Come suggerito da Muratori, è auspicabile anche ridurre il numero delle persone residenti nelle città. Prima di tutto devono essere messi al bando “birbanti, vagabondi, cingani, questuanti, lebbrosi, impiagati”. Quindi deve essere permesso, almeno a coloro che ne hanno materiale possibilità, di ritirarsi nelle campagne: “hanno i Principi e Magistrati da permettere, che tutti i Cittadini, a’ quali non manchi la comodità di farlo, si ritirino alle loro ville, e al largo della campagna…”.

Eccezione deve essere fatta per tutti coloro che svolgono attività riferibili all’amministrazione pubblica oppure aventi finalità generali, come magistrati, medici, parroci, cerusici e notai. In particolare i Magistrati devono prendere tutte le precauzioni possibili per scongiurare il contagio: “che i Magistrati conservino ben se stessi per poter conservare gli altri. Perciò sia lor cura di far circondare la casa, dove abitano, o si adunano, con rastelli di legno, a’ quali niuno possa avvicinarsi, se non in lontananza di quindici passi… Uscendo di casa, vadano a cavallo, o in seggeta; parlino alle guardie, e all’altre persone, solamente da lontano”.
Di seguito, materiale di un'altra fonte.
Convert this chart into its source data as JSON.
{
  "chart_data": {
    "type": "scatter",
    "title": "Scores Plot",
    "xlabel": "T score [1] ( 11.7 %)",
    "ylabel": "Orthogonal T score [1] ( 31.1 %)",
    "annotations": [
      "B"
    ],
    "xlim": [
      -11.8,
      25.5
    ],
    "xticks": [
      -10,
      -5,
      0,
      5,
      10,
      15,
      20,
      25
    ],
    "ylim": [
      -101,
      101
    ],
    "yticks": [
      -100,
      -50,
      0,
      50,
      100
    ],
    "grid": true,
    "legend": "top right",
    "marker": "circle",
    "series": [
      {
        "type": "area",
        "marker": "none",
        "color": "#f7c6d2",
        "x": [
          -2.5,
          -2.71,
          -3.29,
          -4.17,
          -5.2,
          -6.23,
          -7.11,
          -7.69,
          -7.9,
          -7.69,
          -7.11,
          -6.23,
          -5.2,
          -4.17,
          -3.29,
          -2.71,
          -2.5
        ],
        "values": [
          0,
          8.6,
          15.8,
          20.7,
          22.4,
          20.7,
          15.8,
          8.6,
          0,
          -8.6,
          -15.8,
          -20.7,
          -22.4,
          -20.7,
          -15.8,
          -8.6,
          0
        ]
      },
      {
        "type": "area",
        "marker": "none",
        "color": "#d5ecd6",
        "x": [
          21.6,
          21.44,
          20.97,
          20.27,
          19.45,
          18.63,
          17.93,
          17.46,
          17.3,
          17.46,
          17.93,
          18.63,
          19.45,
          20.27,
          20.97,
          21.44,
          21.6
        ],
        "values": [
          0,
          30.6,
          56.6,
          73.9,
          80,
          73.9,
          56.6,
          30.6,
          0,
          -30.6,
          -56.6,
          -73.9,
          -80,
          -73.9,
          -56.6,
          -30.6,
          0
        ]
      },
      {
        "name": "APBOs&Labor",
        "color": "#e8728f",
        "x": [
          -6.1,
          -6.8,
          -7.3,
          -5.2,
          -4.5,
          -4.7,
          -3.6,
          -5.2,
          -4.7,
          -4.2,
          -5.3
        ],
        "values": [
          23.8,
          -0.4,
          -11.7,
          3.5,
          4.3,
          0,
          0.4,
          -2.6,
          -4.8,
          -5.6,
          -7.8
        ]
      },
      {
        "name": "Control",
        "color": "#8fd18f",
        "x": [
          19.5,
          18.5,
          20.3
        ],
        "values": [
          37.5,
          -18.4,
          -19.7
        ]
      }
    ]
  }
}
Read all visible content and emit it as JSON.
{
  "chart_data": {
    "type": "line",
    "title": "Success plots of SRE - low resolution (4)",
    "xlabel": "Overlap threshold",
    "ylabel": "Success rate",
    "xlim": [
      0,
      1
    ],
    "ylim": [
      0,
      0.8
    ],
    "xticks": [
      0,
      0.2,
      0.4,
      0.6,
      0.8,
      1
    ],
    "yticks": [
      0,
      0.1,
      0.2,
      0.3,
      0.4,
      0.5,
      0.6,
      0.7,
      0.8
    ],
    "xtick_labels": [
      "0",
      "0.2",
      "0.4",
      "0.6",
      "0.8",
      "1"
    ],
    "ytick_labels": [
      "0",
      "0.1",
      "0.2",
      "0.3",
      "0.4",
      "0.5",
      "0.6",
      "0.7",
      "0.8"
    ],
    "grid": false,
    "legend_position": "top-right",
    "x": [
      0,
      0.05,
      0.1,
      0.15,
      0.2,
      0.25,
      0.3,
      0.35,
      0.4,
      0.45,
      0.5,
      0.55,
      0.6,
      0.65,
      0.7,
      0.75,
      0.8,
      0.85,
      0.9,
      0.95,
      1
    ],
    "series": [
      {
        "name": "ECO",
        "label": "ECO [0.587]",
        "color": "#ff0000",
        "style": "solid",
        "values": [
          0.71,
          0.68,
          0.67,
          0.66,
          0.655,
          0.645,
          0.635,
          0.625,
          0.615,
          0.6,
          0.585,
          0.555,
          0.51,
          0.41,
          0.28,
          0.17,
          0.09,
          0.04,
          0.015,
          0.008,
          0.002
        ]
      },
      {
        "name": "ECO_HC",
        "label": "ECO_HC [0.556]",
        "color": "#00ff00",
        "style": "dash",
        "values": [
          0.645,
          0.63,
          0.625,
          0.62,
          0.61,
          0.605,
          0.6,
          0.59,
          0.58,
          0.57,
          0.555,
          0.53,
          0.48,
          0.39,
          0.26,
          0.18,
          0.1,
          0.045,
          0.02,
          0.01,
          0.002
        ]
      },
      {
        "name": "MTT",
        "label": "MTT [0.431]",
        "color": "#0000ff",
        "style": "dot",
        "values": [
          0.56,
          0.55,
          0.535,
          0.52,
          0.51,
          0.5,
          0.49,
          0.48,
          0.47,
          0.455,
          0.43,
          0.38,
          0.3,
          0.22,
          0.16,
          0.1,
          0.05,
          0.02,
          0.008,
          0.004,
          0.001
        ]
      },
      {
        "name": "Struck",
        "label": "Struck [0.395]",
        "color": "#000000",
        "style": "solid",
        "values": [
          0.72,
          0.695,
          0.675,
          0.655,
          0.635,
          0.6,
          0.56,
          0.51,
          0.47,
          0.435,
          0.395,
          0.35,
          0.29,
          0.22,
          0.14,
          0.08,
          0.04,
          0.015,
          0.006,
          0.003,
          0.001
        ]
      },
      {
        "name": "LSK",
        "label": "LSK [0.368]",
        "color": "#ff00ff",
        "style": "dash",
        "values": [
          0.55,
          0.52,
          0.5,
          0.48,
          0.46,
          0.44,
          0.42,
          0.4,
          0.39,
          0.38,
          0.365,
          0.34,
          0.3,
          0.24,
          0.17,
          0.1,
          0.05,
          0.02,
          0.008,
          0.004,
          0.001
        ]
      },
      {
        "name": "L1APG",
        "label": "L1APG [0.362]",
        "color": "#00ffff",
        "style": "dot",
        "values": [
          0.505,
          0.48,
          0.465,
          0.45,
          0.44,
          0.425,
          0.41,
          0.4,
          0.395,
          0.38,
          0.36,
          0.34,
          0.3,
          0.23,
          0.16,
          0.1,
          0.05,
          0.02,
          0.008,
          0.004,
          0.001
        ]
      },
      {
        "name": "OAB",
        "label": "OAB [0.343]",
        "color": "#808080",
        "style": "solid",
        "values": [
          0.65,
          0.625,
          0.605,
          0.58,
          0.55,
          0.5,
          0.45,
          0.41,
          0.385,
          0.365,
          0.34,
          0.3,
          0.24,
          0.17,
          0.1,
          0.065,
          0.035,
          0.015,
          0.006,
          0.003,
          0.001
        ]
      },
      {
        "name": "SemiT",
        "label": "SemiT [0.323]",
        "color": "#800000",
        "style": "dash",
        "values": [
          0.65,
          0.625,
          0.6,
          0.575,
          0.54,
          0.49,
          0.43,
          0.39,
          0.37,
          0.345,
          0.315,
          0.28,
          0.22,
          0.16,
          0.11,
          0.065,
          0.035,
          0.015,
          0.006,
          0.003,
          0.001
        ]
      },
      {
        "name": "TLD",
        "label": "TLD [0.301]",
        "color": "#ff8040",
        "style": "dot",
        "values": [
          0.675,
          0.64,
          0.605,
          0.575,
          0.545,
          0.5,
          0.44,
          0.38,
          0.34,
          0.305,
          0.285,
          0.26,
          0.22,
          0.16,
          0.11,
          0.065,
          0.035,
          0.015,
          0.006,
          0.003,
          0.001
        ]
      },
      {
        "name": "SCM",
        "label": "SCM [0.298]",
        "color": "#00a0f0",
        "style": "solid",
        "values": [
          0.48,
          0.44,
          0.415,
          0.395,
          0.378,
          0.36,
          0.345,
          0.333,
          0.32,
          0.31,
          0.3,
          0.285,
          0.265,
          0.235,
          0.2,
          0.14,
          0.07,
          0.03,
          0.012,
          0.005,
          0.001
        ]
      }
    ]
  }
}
Il secondo libro del trattato viene dedicato all’esposizione dei vari rimedi contro la peste. L’inventario risulta incredibilmente vasto: unguenti, profumi, soluzioni alcoliche e perfino amuleti.

Alcuni, e massimamente in Germania, esaltano, e danno per un presevativo maraviglioso, il portare in tempi di contagio sospeso al collo un rospo seccato, o bruciato, e ridotto in cenere, e chiuso in un sacchetto”.

Un rimedio non molto scientifico sul quale lo stesso Muratori nutre qualche dubbio: io per me non oserei affatto riprovare l’uso di quelli pretesi rimedi; ma dirò bene che non saprei fidarmene molto”.

Certamente più vicino alla nostra sensibilità moderna appare l’invito a non lasciarsi sopraffare dallo sconforto ed affrontare con serenità la difficile prova: “… le gagliarde passioni dell’animo, regnando il contagio, possono chiamarsi i primi beccamorti dell’Uomo. Gridano qui ad una voce tutti i medici, che specialmente la collera, la malinconia, e il terrore s’hanno a fuggire, come la Peste medesima, e doverli in loro vece dar luogo all’intrepidezza, ilarità, e quiete dell’animo… Ferita l’immaginazione, e messi in disordinato moto gli spiriti e gli umori da qualche spaventoso spettacolo, troppo agevolmente si prende il veleno pestilenziale, ed anche senza Peste si muore talvolta di pura costernazione, ed umor nero. Per lo contrario le osservazioni fatte ci assicurano, che i coraggiosi, gl’intrepidi, ed allegri sono men soggetti all’infezione… ”.